I sit here, feeling a mix of disappointment and frustration, as I reflect on Jocelyn Chia’s recent viral video, where she made an insensitive joke about Malaysia and the MH370 missing airplane. It’s disheartening to witness a comedian who fails to understand the gravity of the topics they choose to joke about. In this column, I want to share my thoughts and emotions regarding this incident, as it has left me questioning the state of empathy and sensitivity in comedy.
I can’t help but wonder how someone could be so unaware of the impact their words can have. The MH370 tragedy is not something to be taken lightly or used as material for a cheap laugh. It affected the lives of countless individuals and left families devastated. It is a wound that continues to ache, and Chia’s joke only added salt to it – not to mentioned she is a lawyer/ former lawyer after all, to think someone who is well read would have some common sense when it comes to these sensitive topics, or perhaps – the attention and fame has made her heartless on stage and on social media.
Comedy has always had the ability to bring people together, to make us laugh, and even challenge societal norms. But when comedy crosses the line into insensitivity, it loses its power to unite and uplift. Instead, it becomes a weapon that inflicts pain and reinforces stereotypes. It is disappointing to witness comedy being used as a means to belittle, rather than to create connections and foster understanding.
Empathy should be at the core of any comedian’s craft. It is the ability to put oneself in another’s shoes, to understand their experiences, and to approach sensitive topics with sensitivity. Unfortunately, Chia’s joke lacked empathy, and it showed a disregard for the feelings of those affected by the tragedy and the broader Malaysian community. It leaves me questioning whether some comedians truly grasp the impact of their words or if they prioritize personal gain over human decency.
Sensitive topics require a delicate touch, a nuanced approach that acknowledges the pain and suffering associated with them. It is not about erasing humor from our lives but rather understanding that some things should be off-limits.
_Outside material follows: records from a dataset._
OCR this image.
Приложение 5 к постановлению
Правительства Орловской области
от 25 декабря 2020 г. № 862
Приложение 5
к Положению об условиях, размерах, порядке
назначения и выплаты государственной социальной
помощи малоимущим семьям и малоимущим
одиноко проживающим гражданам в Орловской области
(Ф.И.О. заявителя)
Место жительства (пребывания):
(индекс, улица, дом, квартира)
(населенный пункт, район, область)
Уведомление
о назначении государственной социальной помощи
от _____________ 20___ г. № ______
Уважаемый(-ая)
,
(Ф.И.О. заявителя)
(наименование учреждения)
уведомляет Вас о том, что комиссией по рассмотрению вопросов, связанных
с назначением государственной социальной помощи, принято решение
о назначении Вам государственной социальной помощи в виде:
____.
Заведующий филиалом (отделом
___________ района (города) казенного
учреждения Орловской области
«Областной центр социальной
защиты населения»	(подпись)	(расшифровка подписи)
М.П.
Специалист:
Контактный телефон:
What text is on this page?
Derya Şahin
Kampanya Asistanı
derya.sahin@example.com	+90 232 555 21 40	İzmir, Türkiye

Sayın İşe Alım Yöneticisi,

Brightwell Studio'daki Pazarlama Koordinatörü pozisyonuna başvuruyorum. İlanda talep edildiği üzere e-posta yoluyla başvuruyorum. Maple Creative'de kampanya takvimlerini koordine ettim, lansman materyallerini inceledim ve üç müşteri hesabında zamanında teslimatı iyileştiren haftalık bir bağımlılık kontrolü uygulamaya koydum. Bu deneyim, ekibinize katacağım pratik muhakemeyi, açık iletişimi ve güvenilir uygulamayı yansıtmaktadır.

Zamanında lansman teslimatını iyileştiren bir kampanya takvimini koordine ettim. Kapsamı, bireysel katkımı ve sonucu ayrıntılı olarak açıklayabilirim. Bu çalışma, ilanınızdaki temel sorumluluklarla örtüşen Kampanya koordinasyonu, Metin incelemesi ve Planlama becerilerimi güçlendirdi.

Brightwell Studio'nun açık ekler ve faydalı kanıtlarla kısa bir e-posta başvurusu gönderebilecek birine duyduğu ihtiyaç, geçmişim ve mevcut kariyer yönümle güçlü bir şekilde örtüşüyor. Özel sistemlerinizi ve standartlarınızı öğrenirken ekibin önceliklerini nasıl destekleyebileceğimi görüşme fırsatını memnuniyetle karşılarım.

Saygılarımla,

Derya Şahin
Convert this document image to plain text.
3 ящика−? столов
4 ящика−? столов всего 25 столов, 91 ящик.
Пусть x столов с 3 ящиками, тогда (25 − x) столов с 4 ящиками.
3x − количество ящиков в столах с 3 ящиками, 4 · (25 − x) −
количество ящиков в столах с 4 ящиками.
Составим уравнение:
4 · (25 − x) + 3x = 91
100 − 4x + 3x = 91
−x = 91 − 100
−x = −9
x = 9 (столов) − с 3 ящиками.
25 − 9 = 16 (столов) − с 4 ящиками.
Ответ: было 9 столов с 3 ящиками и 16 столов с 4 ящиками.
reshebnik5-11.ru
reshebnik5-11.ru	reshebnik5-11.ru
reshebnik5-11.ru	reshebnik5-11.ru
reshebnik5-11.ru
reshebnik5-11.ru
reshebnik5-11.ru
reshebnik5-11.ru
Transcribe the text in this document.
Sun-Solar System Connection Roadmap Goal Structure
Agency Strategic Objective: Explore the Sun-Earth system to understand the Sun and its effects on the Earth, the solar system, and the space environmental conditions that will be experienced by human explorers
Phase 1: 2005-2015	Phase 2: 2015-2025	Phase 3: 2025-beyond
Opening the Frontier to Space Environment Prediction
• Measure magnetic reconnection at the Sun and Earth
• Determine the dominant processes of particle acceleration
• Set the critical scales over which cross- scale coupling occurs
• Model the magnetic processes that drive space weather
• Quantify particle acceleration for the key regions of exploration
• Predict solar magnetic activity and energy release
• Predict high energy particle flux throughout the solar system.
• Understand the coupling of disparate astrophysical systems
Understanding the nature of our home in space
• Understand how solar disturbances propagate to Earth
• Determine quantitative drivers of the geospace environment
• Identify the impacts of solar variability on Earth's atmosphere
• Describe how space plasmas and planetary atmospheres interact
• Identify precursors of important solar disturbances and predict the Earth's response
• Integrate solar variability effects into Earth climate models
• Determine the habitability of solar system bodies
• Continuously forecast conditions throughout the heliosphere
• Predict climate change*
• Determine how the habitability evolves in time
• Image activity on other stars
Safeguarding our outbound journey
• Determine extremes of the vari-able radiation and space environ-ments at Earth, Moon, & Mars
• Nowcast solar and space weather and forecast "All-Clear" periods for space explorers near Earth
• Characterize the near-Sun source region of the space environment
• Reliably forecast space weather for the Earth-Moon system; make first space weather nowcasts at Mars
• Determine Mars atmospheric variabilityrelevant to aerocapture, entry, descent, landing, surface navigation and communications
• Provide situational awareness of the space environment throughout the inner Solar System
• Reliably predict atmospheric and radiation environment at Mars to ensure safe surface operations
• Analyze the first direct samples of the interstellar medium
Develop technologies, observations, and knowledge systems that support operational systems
We need comedians who can find laughter in the human experience without resorting to cheap shots and hurtful jokes.
This incident serves as a reminder that we, as consumers of comedy, have a responsibility to demand better. We should support comedians who approach their craft with empathy, who understand the power of their words, and who strive to create a positive impact. Let us use our voices to express our disappointment and encourage a change in the comedy landscape.
Jocelyn Chia’s insensitive joke has left me feeling disappointed and disheartened. It highlights the need for empathy and sensitivity in comedy, as well as the responsibility we have as consumers to demand better. It is my hope that comedians will recognize the impact of their words and choose to use their platforms to create laughter that unites and uplifts, rather than divides and hurts. Together, we can foster a more compassionate and understanding comedic landscape.